Furono interrotti dal sonoro squillo del telefono fisso, ma Bellamy lo ignorò, continuando a baciarla, finché quel trillo fastidioso non cessò. Purtroppo, non ebbero fortuna perché ricominciò subito dopo e lui si staccò con un verso contrariato per andare a rispondere.

Clarke lo osservò mentre si allontanava, con sguardo assorto.

«Pronto?» lo sentì dire come se fosse molto più lontano di quanto era in realtà.

Lui annuì un paio di volte per poi avvicinarsi e passarle il telefono.

«È tua madre».

La ragazza sgranò gli occhi, poi si ricordò che le avevano lasciato il numero di casa dato che il suo cellulare era bruciato insieme a… beh… praticamente insieme a tutto il resto.

Era una vera fortuna che quella notte Clarke avesse lasciato i documenti da Bellamy e i libri di studio da Jasper, se fossero bruciati anche quelli sarebbe stata persa.

I documenti per via delle indagini e i libri…beh, avrebbe perso gli ultimi sei anni della sua vita tra appunti e manuali, non poteva neanche pensarci. Per fortuna, nella disgrazia, almeno in parte le era andata bene.

«Mamma?» rispose cercando di non far trapelare il suo tono stranito e contrariato al contempo per aver chiamato proprio in quel momento.

«Clarke! Finalmente… ».

«Cosa c’è? È successo qualcosa?».

«È successo qualcosa? A parte casa nostra che è bruciata con te dentro intendi? Beh, no, a parte quello direi che volevo soltanto controllare che stessi bene dato che oltre che essere scampata alla morte per un soffio hai deciso di trasferirti a casa di un teppista!».

«Mamma!» esclamò con stizza, sperando che Bellamy, poggiato con una spalla allo stipite della porta, non avesse sentito il tono alterato di sua madre.

«Senti Clarke, perché non puoi semplicemente andare da Jasper? Lui ti vuole bene e non avrebbe certo problemi di spazio».

La ragazza si massaggiò le tempie con aria stanca, lanciando poi un’occhiata incerta a Bellamy.

«Io sto bene qui» tagliò corto e, prima che sua madre potesse aggiungere qualcosa continuò: «E adesso scusa, ma Bellamy e io abbiamo da fare. Buona serata, salutami Marcus» detto ciò, premette il pulsante di fine chiamata.

«C’è qualche problema Principessa?».

«È mia madre il problema. Pare che abbia deciso di diventare una mamma premurosa con qualche anno di ritardo. Senza contare che probabilmente è direttamente coinvolta nell’omicidio di mio padre».

Lei sbuffò sonoramente e Bellamy prese di nuovo posto al suo fianco.

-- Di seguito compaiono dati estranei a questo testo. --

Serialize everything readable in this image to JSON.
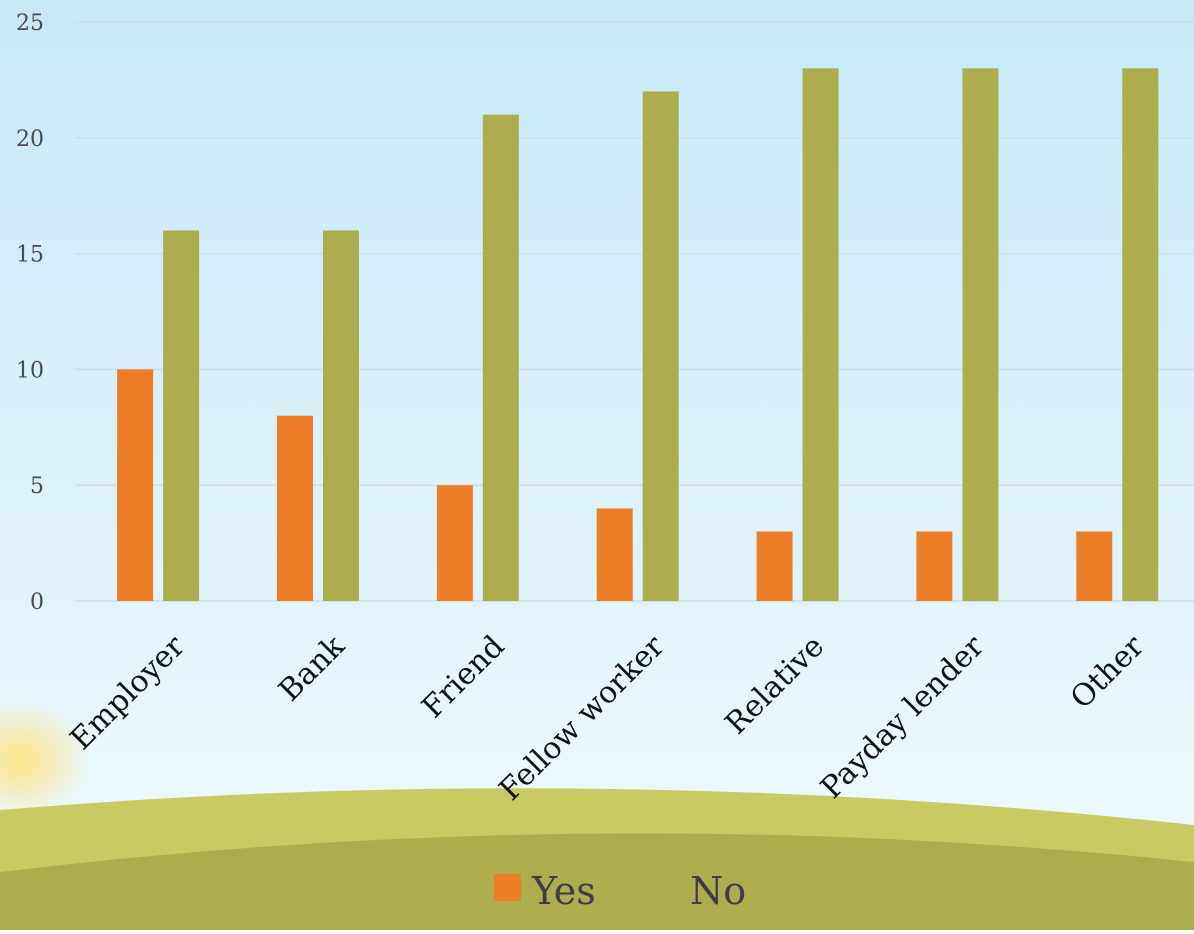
{
  "chart_data": {
    "type": "bar",
    "title": "",
    "xlabel": "",
    "ylabel": "",
    "categories": [
      "Employer",
      "Bank",
      "Friend",
      "Fellow worker",
      "Relative",
      "Payday lender",
      "Other"
    ],
    "series": [
      {
        "name": "Yes",
        "values": [
          10,
          8,
          5,
          4,
          3,
          3,
          3
        ],
        "color": "#ED7D27"
      },
      {
        "name": "No",
        "values": [
          16,
          16,
          21,
          22,
          23,
          23,
          23
        ],
        "color": "#ADAD4E"
      }
    ],
    "ylim": [
      0,
      25
    ],
    "yticks": [
      "0",
      "5",
      "10",
      "15",
      "20",
      "25"
    ],
    "grid": true,
    "legend_position": "bottom"
  },
  "colors": {
    "sky_top": "#C6E9F8",
    "sky_bottom": "#F2FAFD",
    "hill_light": "#C8CB64",
    "hill_dark": "#ADAD4E",
    "gridline": "#D2DCE4",
    "tick_text": "#4A4A4A"
  }
}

«Ne verremo a capo Clarke. Te lo prometto, ok? Anzi, adesso sento Murphy e gli dico di cercare qualcosa su Sahel. Torno subito».

Così Clarke attese, la testa tra le mani e ancora la rabbia nelle vene per le parole di sua madre. Bellamy tornò qualche minuto dopo.

«Murphy si metterà al lavoro domani».

«D’accordo» rispose lei in tono piatto.

«Clarke? Se il tuo malumore è dovuto a qualcosa che tua madre ti ha detto su di me lascia stare, ok? Davvero, lei può pensare quello che vuole, a me non importa. Mi interessa soltanto di quello che pensi tu».

«Beh, importa a me! Non voglio che ti veda come un criminale».

«La mia Principessa ha tirato fuori gli artigli, eh?» disse passandole un braccio intorno alle spalle con un sorriso. «Avanti, non farne un dramma. Forse prima o poi cambierà idea».

La ragazza sospirò pesantemente.

«Ci vorrebbe un vero miracolo per farle cambiare idea. Dovresti… non lo so, compiere un gesto eroico o qualcosa di simile».

«Non me ne credi capace? Un giorno ti sorprenderò».

«Io sì, lei è il problema».

«Allora un giorno sorprenderò anche lei».

Solo a quel punto Clarke riuscì a sorridere.

«Avanti, riprendiamo a controllare quei documenti, mi mancano poche pagine da vedere ormai».

«Sissignora».

Così i due ragazzi ricominciarono da dove avevano lasciato, quando ad un tratto Clarke aggrottò la fronte, confusa.

«Ehi… trovato qualcosa?» la voce di Bellamy la distrasse.

«È… non lo so, non capisco. Ti ricordi quando ti avevo detto che probabilmente si trattava di una sperimentazione per un nuovo farmaco?».

«Sì».

«Non ne sono più tanto sicura. Ci sono parecchi dati genetici, studi del genoma, mi sembra troppo… incentrato sul DNA per essere un lavoro su un nuovo tipo di farmaco».

«Principessa… questo è il tuo campo, io ammetto la mia ignoranza in materia. Ti posso aiutare, ma non sono la persona giusta a cui chiedere conferme o meno. Forse Octavia potrebbe… ».

«Assolutamente no Bellamy. Non per Octavia, io mi fido di lei, ma non voglio coinvolgerla. Non voglio metterla in pericolo inutilmente come ho fatto con te».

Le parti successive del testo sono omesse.